I've heard of the first two, but I had not heard of tissue donating, interesting. My Dad has benefited from blood donors many times over and we are always very thankful for others than donate.

seren3 wrote on January 21, 2015, 3:36 PM

I have heard of tissue donation. In some states it only takes a registration for an organ donor and the body is automatically rendered of many tissues as well. Or so I have read.

melody23 wrote on January 21, 2015, 4:21 PM

It is something I really should be sure of but I am not, however I think in the UK when you join the organ donor register you can choose to donate specific organs or all organs and tissues I just ticked the box that said they could take what they could use. I am actually just about to go and give blood for the first time in the next week or two (still waiting on an appointment) I used to take medication that prevented me from giving blood but I have been off it enough where I am now allowed so I am quite excited about it. As a student nurse I know all too well how much blood donations help people and although I haven't directly worked on transplant wards as yet I can imagine what it must be like to see people get a new lease of life by being given an organ they need. The way I look at it is when I am gone none of it will be of any use to me anymore so it might as well go to help people that need it, I hope to spend many years helping people as a nurse so I guess being an organ donor means that I can continue this after I am gone.
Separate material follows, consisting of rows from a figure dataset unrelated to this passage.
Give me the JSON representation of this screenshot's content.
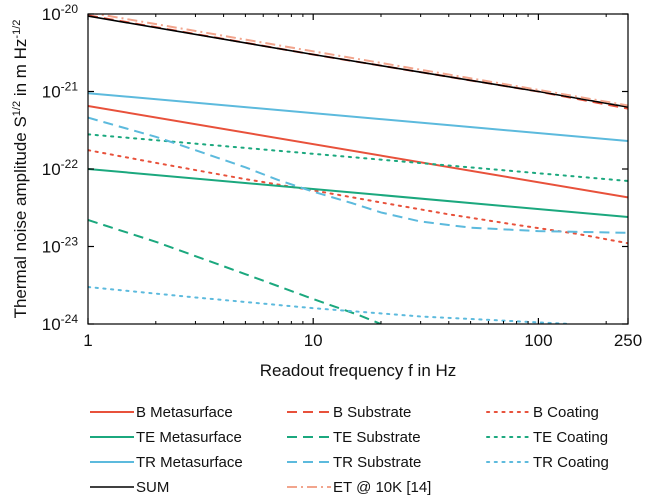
{
  "chart_data": {
    "type": "line",
    "xlabel": "Readout frequency f in Hz",
    "ylabel": "Thermal noise amplitude S1/2 in m Hz-1/2",
    "x_scale": "log",
    "y_scale": "log",
    "xlim": [
      1,
      250
    ],
    "ylim": [
      1e-24,
      1e-20
    ],
    "x_ticks": [
      1,
      10,
      100,
      250
    ],
    "x_tick_labels": [
      "1",
      "10",
      "100",
      "250"
    ],
    "y_ticks": [
      1e-24,
      1e-23,
      1e-22,
      1e-21,
      1e-20
    ],
    "y_tick_labels": [
      "10-24",
      "10-23",
      "10-22",
      "10-21",
      "10-20"
    ],
    "grid": false,
    "legend_position": "bottom",
    "series": [
      {
        "name": "B Metasurface",
        "color": "#e8513b",
        "dash": "solid",
        "x": [
          1,
          250
        ],
        "y": [
          6.5e-22,
          4.3e-23
        ]
      },
      {
        "name": "B Substrate",
        "color": "#e8513b",
        "dash": "dashed",
        "x": [
          1,
          10,
          100,
          250
        ],
        "y": [
          9.6e-21,
          3e-21,
          1e-21,
          6e-22
        ]
      },
      {
        "name": "B Coating",
        "color": "#e8513b",
        "dash": "dotted",
        "x": [
          1,
          2,
          5,
          10,
          20,
          40,
          80,
          150,
          250
        ],
        "y": [
          1.75e-22,
          1.2e-22,
          7.4e-23,
          5.3e-23,
          3.7e-23,
          2.6e-23,
          1.9e-23,
          1.45e-23,
          1.1e-23
        ]
      },
      {
        "name": "TE Metasurface",
        "color": "#1ba87e",
        "dash": "solid",
        "x": [
          1,
          250
        ],
        "y": [
          1e-22,
          2.4e-23
        ]
      },
      {
        "name": "TE Substrate",
        "color": "#1ba87e",
        "dash": "dashed",
        "x": [
          1,
          2,
          5,
          10,
          16,
          20
        ],
        "y": [
          2.2e-23,
          1.15e-23,
          4.4e-24,
          2.1e-24,
          1.3e-24,
          1e-24
        ]
      },
      {
        "name": "TE Coating",
        "color": "#1ba87e",
        "dash": "dotted",
        "x": [
          1,
          250
        ],
        "y": [
          2.8e-22,
          7e-23
        ]
      },
      {
        "name": "TR Metasurface",
        "color": "#5cbadd",
        "dash": "solid",
        "x": [
          1,
          250
        ],
        "y": [
          9.5e-22,
          2.3e-22
        ]
      },
      {
        "name": "TR Substrate",
        "color": "#5cbadd",
        "dash": "dashed",
        "x": [
          1,
          2,
          3,
          5,
          7,
          10,
          15,
          20,
          30,
          50,
          100,
          250
        ],
        "y": [
          4.6e-22,
          2.6e-22,
          1.75e-22,
          1.05e-22,
          7.2e-23,
          5.1e-23,
          3.6e-23,
          2.75e-23,
          2.1e-23,
          1.75e-23,
          1.58e-23,
          1.5e-23
        ]
      },
      {
        "name": "TR Coating",
        "color": "#5cbadd",
        "dash": "dotted",
        "x": [
          1,
          3,
          10,
          30,
          100,
          140
        ],
        "y": [
          3e-24,
          2.2e-24,
          1.6e-24,
          1.25e-24,
          1.05e-24,
          1e-24
        ]
      },
      {
        "name": "SUM",
        "color": "#000000",
        "dash": "solid",
        "x": [
          1,
          10,
          100,
          250
        ],
        "y": [
          9.4e-21,
          3e-21,
          1e-21,
          6.3e-22
        ]
      },
      {
        "name": "ET @ 10K [14]",
        "color": "#f2a58d",
        "dash": "dashdot",
        "x": [
          1,
          10,
          100,
          250
        ],
        "y": [
          1.05e-20,
          3.3e-21,
          1.05e-21,
          6.6e-22
        ]
      }
    ]
  }
}
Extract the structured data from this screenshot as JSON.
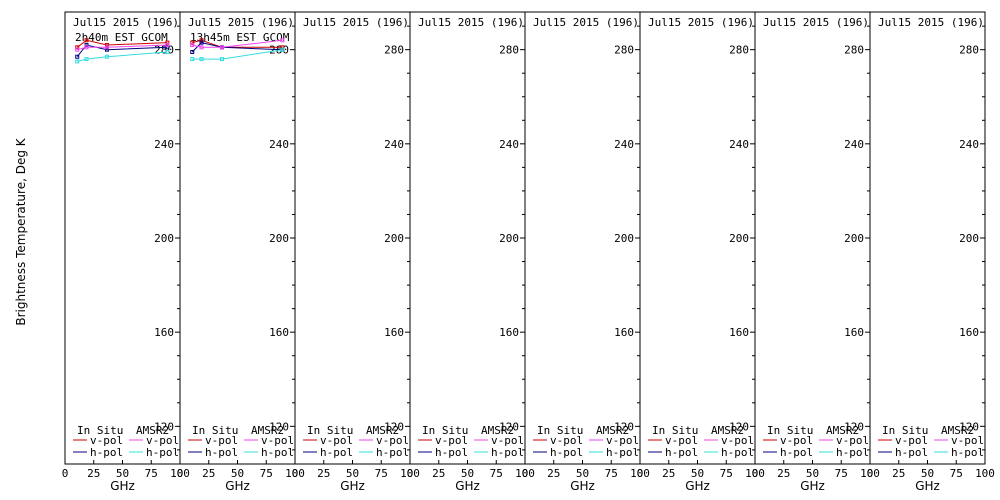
{
  "y_axis_label": "Brightness Temperature, Deg K",
  "x_axis_label": "GHz",
  "legend": {
    "in_situ_label": "In Situ",
    "amsr2_label": "AMSR2",
    "vpol_label": "v-pol",
    "hpol_label": "h-pol"
  },
  "colors": {
    "insitu_v": "#cc0000",
    "insitu_h": "#000080",
    "amsr2_v": "#ee44ee",
    "amsr2_h": "#33dddd",
    "frame": "#000000"
  },
  "chart_data": {
    "type": "line",
    "xlim": [
      0,
      100
    ],
    "ylim": [
      104,
      296
    ],
    "x_ticks": [
      0,
      25,
      50,
      75,
      100
    ],
    "y_ticks": [
      120,
      160,
      200,
      240,
      280
    ],
    "panels": [
      {
        "title": "Jul15 2015 (196)",
        "subtitle": "2h40m EST GCOM",
        "series": [
          {
            "key": "insitu_v",
            "x": [
              10.65,
              18.7,
              36.5,
              89
            ],
            "y": [
              281,
              284,
              282,
              283
            ]
          },
          {
            "key": "insitu_h",
            "x": [
              10.65,
              18.7,
              36.5,
              89
            ],
            "y": [
              277,
              282,
              280,
              281
            ]
          },
          {
            "key": "amsr2_v",
            "x": [
              10.65,
              18.7,
              36.5,
              89
            ],
            "y": [
              280,
              281,
              281,
              282
            ]
          },
          {
            "key": "amsr2_h",
            "x": [
              10.65,
              18.7,
              36.5,
              89
            ],
            "y": [
              275,
              276,
              277,
              279
            ]
          }
        ]
      },
      {
        "title": "Jul15 2015 (196)",
        "subtitle": "13h45m EST GCOM",
        "series": [
          {
            "key": "insitu_v",
            "x": [
              10.65,
              18.7,
              36.5,
              89
            ],
            "y": [
              283,
              284,
              281,
              281
            ]
          },
          {
            "key": "insitu_h",
            "x": [
              10.65,
              18.7,
              36.5,
              89
            ],
            "y": [
              279,
              283,
              281,
              280
            ]
          },
          {
            "key": "amsr2_v",
            "x": [
              10.65,
              18.7,
              36.5,
              89
            ],
            "y": [
              282,
              281,
              281,
              284
            ]
          },
          {
            "key": "amsr2_h",
            "x": [
              10.65,
              18.7,
              36.5,
              89
            ],
            "y": [
              276,
              276,
              276,
              280
            ]
          }
        ]
      },
      {
        "title": "Jul15 2015 (196)",
        "subtitle": "",
        "series": []
      },
      {
        "title": "Jul15 2015 (196)",
        "subtitle": "",
        "series": []
      },
      {
        "title": "Jul15 2015 (196)",
        "subtitle": "",
        "series": []
      },
      {
        "title": "Jul15 2015 (196)",
        "subtitle": "",
        "series": []
      },
      {
        "title": "Jul15 2015 (196)",
        "subtitle": "",
        "series": []
      },
      {
        "title": "Jul15 2015 (196)",
        "subtitle": "",
        "series": []
      }
    ]
  }
}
mrsmerlin wrote on January 21, 2015, 4:49 PM

That is so beautifully worded and I agree that it means you can look after people long after your life, but I sincerely hope that isn't for a good few decades yet

mrsmerlin wrote on January 21, 2015, 4:50 PM

With tissue donation the eyes can be used and even the bones in some cases, it is amazing what they are capable of doing now

melody23 wrote on January 21, 2015, 5:02 PM

oh I hope by the time I am ready to leave the planet we will be replacing organs with some sort of bionic robot parts, that's how far in the future I would like it to be! However it is nice to know that should I not get my way and still be around in 100 years, that other people will be because of the organs I no longer need.

ElfenLied21 wrote on January 21, 2015, 5:44 PM

I am an organ donor but I had no idea about tissue donation. I like the idea of potentially saving a life.

DWDavisRSL wrote on January 21, 2015, 8:45 PM

I am an organ donor and I used to be a blood donor until I suffered a bout of anemia several years ago. It had nothing to do with donating blood, but my doctor has recommended I no longer give blood. I have also filed an eye will with my Lions Club.